While OpenSSH can be used to encapsulate lots of things and it is much more than a single secure shell, it does not absolutely depend on a Linux or a BSD kernel.
However ask the SAMBA guys what it took to implement SAMBA 4, they had to recreate many parts of windows including a registry!!!!
Microsoft's RDP's modern implementation requires half of Windows to work if you intend to connect through a TS Gateway.
And so on and so on.
The point is they will implement some OpenSSH functionality that they need to tick some boxes off on some marketing product brouchure, and to try to keep Windows sysadmins from running any form of Linux/Mac through convenience.
The SAMBA guys had to implement a registry because /that's what SAMBA 4 is/
You might perhaps be under the mistaken belief that SAMBA 4 is just an implementation of SMB, like SAMBA 1?
SAMBA 4 is an implemenation of Active Directory. Active Directory is a replicated database system. Wait for it ...

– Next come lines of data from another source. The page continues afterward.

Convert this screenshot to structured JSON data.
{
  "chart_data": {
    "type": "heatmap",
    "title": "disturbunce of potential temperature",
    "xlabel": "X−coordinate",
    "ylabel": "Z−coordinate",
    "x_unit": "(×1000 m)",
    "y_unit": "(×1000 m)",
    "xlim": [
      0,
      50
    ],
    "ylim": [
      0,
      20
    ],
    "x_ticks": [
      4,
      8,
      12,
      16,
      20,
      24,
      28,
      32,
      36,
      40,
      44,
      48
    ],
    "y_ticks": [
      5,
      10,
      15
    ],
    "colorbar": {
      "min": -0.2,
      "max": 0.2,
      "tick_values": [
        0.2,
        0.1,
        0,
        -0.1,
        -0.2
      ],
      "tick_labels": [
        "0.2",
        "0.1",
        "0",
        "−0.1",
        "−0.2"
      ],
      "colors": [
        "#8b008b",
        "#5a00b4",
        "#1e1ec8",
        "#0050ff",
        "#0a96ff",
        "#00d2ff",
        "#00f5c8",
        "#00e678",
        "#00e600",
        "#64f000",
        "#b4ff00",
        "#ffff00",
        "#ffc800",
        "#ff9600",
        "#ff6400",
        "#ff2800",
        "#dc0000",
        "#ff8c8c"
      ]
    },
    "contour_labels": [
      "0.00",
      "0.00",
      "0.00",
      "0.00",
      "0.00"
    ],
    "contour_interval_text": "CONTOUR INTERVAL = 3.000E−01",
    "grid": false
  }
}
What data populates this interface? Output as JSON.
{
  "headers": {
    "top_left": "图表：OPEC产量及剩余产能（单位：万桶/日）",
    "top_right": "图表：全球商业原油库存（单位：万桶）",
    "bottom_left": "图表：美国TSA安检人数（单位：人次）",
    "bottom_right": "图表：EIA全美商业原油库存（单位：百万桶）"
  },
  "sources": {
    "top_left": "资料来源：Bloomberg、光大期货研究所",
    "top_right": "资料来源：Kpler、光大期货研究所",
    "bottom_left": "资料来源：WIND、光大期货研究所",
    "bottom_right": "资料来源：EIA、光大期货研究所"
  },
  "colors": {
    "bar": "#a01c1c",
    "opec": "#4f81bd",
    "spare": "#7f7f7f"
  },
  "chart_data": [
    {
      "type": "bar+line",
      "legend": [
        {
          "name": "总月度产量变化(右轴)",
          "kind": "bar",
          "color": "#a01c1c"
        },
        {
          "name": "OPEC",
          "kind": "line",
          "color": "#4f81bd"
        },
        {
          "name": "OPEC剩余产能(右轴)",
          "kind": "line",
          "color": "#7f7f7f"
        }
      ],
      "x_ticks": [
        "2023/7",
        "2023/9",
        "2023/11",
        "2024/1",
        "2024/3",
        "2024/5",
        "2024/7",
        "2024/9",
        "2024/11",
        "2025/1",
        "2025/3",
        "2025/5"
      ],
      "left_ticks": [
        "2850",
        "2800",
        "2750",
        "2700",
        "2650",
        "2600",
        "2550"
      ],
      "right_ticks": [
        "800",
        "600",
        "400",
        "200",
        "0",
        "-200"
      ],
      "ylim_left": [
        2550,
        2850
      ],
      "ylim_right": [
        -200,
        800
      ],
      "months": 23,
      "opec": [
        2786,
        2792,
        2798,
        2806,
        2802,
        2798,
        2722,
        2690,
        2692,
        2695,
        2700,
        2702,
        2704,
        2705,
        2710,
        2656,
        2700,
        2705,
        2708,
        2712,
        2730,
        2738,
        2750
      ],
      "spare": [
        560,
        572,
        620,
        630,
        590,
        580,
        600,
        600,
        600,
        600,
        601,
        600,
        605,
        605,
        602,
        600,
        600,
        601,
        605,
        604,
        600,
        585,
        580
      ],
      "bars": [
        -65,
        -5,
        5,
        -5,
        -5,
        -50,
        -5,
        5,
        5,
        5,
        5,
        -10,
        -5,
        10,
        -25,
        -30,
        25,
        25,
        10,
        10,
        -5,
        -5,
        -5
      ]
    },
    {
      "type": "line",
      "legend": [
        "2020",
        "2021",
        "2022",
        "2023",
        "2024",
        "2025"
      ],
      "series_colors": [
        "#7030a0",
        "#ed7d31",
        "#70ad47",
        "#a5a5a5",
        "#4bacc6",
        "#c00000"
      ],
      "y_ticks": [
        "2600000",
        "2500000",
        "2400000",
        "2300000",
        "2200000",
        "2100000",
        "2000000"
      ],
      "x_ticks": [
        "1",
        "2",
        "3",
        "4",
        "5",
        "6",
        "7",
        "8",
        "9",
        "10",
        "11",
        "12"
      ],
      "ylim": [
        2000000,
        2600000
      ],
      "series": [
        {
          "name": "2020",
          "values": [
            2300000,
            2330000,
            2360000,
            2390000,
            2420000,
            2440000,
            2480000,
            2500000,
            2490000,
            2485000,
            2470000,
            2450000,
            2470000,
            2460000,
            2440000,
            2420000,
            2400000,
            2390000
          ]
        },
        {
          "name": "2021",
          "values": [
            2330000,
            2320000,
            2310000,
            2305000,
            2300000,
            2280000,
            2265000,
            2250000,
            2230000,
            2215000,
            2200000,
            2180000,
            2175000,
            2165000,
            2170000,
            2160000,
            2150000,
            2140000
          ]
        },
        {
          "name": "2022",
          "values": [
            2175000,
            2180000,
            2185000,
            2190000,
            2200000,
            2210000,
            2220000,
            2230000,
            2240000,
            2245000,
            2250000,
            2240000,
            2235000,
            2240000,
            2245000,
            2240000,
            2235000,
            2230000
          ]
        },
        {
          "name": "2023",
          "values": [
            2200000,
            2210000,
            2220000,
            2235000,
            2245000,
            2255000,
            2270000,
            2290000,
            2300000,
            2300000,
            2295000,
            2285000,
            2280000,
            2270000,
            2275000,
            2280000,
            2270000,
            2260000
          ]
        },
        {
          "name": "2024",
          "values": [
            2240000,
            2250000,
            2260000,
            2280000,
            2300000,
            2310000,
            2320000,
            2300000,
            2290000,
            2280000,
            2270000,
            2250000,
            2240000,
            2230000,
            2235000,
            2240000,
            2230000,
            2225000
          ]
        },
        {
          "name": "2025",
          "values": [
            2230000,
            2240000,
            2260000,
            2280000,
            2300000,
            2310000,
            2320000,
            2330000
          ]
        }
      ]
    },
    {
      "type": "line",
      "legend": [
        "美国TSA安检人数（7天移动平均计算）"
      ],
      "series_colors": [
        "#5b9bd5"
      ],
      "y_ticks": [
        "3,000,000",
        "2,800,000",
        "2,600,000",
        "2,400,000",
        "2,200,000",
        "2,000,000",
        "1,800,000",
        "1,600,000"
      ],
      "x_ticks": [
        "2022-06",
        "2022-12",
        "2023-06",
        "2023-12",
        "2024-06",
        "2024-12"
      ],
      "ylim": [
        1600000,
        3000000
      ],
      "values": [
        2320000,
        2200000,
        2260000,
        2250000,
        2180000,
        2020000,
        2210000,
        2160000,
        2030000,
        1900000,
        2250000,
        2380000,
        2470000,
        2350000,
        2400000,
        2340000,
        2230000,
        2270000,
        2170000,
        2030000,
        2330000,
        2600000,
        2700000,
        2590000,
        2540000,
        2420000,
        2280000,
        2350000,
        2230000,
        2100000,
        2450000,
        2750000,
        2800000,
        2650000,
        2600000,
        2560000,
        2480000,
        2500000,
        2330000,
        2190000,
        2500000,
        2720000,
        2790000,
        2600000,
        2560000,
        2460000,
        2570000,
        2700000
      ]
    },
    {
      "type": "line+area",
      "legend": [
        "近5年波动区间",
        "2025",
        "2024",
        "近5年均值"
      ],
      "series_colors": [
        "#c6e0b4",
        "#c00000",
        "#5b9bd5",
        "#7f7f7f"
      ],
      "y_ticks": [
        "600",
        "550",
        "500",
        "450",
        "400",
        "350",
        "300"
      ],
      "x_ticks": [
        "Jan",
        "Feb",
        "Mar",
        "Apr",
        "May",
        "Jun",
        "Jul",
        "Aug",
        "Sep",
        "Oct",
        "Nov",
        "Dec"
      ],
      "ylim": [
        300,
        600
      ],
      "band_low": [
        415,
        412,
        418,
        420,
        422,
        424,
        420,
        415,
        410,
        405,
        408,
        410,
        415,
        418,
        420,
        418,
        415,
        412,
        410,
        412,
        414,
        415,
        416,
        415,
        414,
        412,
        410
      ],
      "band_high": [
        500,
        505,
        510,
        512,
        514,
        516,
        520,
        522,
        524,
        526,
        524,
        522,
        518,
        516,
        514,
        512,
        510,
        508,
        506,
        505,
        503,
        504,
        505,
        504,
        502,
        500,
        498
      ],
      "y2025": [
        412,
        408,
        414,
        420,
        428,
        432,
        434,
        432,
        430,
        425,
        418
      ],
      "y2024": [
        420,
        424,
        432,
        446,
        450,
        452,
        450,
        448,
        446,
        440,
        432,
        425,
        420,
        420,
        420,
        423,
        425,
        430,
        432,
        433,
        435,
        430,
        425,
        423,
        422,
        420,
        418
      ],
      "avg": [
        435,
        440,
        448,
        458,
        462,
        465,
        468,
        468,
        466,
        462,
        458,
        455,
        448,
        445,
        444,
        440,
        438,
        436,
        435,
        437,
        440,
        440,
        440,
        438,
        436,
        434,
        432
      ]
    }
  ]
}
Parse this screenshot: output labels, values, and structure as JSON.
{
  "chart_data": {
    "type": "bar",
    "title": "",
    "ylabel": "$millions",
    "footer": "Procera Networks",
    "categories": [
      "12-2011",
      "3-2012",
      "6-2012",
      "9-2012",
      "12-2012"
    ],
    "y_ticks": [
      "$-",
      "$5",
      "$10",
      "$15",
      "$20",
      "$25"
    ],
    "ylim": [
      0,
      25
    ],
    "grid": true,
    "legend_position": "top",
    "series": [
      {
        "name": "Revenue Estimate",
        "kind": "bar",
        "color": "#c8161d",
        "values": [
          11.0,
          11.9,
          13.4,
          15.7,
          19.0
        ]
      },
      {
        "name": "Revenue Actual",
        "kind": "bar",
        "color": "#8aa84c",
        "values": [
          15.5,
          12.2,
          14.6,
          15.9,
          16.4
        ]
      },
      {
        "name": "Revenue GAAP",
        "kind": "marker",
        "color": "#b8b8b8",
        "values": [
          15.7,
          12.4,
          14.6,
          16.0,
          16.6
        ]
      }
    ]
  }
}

... the "SAMBA guys" had to implement a replicated database system to implement AD....
"What next SFTP added to IIS?"
That's been an option for about 7 years now:
http://www.iis.net/learn/get-started/whats-new-in-iis-7/what39s-new-for-microsoft-and-ftp-in-iis-7
Security and support for new Internet standards:
One of the most significant features in the new FTP service is support for FTP over SSL.
Erm, no SFTP is not supported in IIS.
Even the article you link to specifically states SFTP is not supported!
Quote from the page you linked: "Microsoft currently does not provide a solution for securing FTP traffic using FTP over SSH (SFTP).".
FTP over SSL is FTPS, not SFTP, completely different protocols!
Quote: "Why would they want to when they already support FTP over SSL / TLS which is a far more sensible, flexible and more commonly used solution for secure FTP."
In my experience, at enterprise level integration for the last 8-9 years, I'd say the number of SFTP (SSH) connections outnumbered FTPS (SSL) connections by around 5 to 1.
FTPS is still plain old FTP underneath, which is a legacy out of date protocol, that should have died a death years ago.
The Integration and Security Policies for several clients I've worked for (corporate sized UK, US and French clients), consider FTPS (SSL) a depreciated legacy protocol, and do not allow it on new applications or services.
The preference being HTTPS for real time or near real time, or SFTP (SSH) for batch or large data transfers (e.g. 50MiB+).
FTPS - SSH (in comparison with FTPS - SSL) is easier to configure and manage, more resilient (auto restarting etc), better through Firewalls (only 1 port to configure, rather than a command port and data port range), easier to use with load-balancers etc etc.
It's also helped by the fact that most applications servers tend to be *NIX based, which of course supports SSH out-of-the-box. So why bother setting up FTPS, when SFTP is so much easier and more common.
Okay, so they've announced support - but no dates yet. Will it be in time for the Win10 launch? Will it be this year, next year or so far in the future that it's actually irrelevant?
I am pleased that they are finally acknowledging demand and catching up with 20 year old authentication protocols, but a vague promise that it will eventually become available is about as much use as an ashtray on a motorbike!